Yasunori Iwai, Toshihiko Yamanishi, Akihiro Hiroki, Toshiaki Yagi, Masao Tamada
Fusion Science and Technology | Volume 54 | Number 2 | August 2008 | Pages 458-461
Technical Paper | Water Processing | doi.org/10.13182/FST08-A1853
Articles are hosted by Taylor and Francis Online.
A solid-polymer-electrolyte (SPE) water electrolyzer for high-level tritiated water was designed for the Water Detritiation System (WDS). Polymeric materials were selected from a main viewpoint of radiation durability to keep their functions beyond ITER-WDS requirement (530kGy). Our selection was Pt + Ir applied Nafion® N117 ion exchange membrane, VITON® O-ring seal and polyimide insulator.
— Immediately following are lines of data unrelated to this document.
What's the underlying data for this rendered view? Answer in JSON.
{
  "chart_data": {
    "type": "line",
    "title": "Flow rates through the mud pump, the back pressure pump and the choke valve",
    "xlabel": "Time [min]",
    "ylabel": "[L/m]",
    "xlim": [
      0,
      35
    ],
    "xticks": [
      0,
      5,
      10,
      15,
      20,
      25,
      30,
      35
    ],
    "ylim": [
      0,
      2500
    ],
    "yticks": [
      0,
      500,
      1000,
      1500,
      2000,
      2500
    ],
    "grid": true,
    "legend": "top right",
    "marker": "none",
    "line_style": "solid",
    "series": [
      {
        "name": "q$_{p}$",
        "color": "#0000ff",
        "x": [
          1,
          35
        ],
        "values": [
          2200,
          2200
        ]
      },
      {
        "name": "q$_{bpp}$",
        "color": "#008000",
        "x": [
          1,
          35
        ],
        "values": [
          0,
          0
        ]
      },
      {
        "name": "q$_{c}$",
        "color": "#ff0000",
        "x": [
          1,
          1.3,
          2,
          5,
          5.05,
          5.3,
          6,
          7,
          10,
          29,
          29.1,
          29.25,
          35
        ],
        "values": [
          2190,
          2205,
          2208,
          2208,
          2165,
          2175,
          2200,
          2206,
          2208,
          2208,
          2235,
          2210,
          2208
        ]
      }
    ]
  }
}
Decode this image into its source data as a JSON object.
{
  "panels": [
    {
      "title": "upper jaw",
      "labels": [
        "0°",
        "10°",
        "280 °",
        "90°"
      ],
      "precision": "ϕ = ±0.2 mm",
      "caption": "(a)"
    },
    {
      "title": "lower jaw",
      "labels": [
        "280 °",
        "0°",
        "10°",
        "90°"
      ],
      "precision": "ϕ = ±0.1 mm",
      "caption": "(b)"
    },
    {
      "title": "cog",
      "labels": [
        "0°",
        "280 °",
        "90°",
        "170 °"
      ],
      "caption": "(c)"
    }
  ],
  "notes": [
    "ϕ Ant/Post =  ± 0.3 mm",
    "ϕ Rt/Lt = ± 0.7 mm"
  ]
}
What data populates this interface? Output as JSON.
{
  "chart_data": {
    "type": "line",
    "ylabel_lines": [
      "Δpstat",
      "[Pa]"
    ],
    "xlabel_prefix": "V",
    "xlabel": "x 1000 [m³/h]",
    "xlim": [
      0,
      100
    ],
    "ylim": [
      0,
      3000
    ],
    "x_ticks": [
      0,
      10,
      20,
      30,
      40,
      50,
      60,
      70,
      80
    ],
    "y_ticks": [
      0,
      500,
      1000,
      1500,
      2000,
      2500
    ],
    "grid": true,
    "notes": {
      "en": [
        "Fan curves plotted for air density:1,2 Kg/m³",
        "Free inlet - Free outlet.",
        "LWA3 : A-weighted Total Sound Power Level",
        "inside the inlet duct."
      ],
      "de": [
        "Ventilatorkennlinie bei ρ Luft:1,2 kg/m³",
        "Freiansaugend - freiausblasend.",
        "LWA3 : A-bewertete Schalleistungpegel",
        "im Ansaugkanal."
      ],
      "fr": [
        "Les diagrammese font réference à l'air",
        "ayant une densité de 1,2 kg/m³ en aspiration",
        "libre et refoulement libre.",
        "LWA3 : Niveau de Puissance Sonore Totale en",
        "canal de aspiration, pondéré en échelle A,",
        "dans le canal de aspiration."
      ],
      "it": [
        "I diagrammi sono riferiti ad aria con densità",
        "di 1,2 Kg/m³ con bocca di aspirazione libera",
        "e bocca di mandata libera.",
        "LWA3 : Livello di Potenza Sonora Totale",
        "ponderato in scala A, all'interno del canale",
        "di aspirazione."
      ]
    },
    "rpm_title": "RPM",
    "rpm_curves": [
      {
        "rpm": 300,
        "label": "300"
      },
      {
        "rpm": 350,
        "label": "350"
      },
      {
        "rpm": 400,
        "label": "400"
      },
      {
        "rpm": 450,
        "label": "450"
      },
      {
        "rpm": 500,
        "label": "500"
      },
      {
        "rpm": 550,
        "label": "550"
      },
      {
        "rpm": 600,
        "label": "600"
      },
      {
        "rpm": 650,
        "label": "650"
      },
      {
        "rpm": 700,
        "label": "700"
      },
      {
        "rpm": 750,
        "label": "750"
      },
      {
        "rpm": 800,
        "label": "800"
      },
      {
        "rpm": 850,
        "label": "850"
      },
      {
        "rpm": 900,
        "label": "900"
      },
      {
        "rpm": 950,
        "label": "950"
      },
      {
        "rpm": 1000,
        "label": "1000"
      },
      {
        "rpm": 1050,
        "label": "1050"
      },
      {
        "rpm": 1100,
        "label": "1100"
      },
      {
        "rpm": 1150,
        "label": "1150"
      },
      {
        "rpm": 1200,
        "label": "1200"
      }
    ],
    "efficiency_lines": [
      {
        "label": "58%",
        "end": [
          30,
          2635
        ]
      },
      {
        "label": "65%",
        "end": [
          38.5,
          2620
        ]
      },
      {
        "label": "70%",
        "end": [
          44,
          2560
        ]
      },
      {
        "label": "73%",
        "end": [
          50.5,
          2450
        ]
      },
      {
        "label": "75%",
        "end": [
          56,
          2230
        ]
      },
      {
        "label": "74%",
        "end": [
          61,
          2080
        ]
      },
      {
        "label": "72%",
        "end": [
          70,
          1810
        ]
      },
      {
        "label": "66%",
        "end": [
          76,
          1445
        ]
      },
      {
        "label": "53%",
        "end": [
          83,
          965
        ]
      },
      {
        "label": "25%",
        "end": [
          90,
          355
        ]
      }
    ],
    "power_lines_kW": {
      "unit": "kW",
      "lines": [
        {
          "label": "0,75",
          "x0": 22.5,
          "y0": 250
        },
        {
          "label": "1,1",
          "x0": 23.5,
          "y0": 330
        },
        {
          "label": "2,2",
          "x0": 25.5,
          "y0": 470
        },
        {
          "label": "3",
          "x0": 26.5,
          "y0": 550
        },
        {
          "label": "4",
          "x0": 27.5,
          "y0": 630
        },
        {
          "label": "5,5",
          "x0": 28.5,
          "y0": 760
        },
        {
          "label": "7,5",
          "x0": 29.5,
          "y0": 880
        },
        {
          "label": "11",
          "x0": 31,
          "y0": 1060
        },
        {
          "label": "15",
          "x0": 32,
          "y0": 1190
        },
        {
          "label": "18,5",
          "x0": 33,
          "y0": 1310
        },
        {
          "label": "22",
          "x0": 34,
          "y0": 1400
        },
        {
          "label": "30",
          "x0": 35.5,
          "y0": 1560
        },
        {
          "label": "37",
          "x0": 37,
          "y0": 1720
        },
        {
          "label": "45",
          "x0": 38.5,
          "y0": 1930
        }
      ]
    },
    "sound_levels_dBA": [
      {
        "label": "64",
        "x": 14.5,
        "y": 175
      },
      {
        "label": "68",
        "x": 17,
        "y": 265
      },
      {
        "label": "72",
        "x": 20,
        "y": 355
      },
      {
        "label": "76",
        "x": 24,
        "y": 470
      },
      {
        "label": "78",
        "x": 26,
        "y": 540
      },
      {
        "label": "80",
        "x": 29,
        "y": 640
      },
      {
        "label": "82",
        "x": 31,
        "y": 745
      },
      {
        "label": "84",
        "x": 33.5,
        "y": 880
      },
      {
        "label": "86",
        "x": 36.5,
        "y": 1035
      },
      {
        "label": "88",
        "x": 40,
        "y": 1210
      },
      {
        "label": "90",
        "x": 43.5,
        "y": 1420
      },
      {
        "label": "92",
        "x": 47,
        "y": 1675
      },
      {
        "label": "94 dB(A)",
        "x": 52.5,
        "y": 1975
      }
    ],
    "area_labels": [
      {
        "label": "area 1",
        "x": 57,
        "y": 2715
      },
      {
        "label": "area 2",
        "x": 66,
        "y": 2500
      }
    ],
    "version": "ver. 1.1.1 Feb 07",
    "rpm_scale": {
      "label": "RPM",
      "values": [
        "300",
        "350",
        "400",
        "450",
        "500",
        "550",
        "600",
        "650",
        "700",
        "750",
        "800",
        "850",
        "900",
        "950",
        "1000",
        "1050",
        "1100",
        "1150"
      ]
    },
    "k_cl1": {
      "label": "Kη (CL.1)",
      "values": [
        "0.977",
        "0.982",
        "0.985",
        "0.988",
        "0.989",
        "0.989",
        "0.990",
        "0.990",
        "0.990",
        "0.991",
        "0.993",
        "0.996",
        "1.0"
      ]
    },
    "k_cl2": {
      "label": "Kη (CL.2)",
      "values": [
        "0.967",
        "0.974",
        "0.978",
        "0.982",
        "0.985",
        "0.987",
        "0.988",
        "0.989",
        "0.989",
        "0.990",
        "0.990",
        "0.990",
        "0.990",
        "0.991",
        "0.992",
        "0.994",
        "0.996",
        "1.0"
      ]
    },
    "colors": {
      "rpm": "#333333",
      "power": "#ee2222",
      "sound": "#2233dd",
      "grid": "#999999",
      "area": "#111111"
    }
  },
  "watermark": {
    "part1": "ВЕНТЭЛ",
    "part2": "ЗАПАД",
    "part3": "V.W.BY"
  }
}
A -ray irradiation test of the SPE cell demonstrated the durability of the cell against 530kGy. The electrolyzer is designed to handle around 9TBq/kg of high-level tritiated water. The detritiation of the polymeric materials is thus a critical problem for the maintenance or for the disposal of the electrolyzer. As for the Nafion membrane, most of tritiated water in the membrane was rapidly removed by such as vacuum dehydration. It was difficult, by contrast, to remove bound tritiated water in the membrane. An effective method to remove tritiated water in the bound water is to promote an isotope exchange.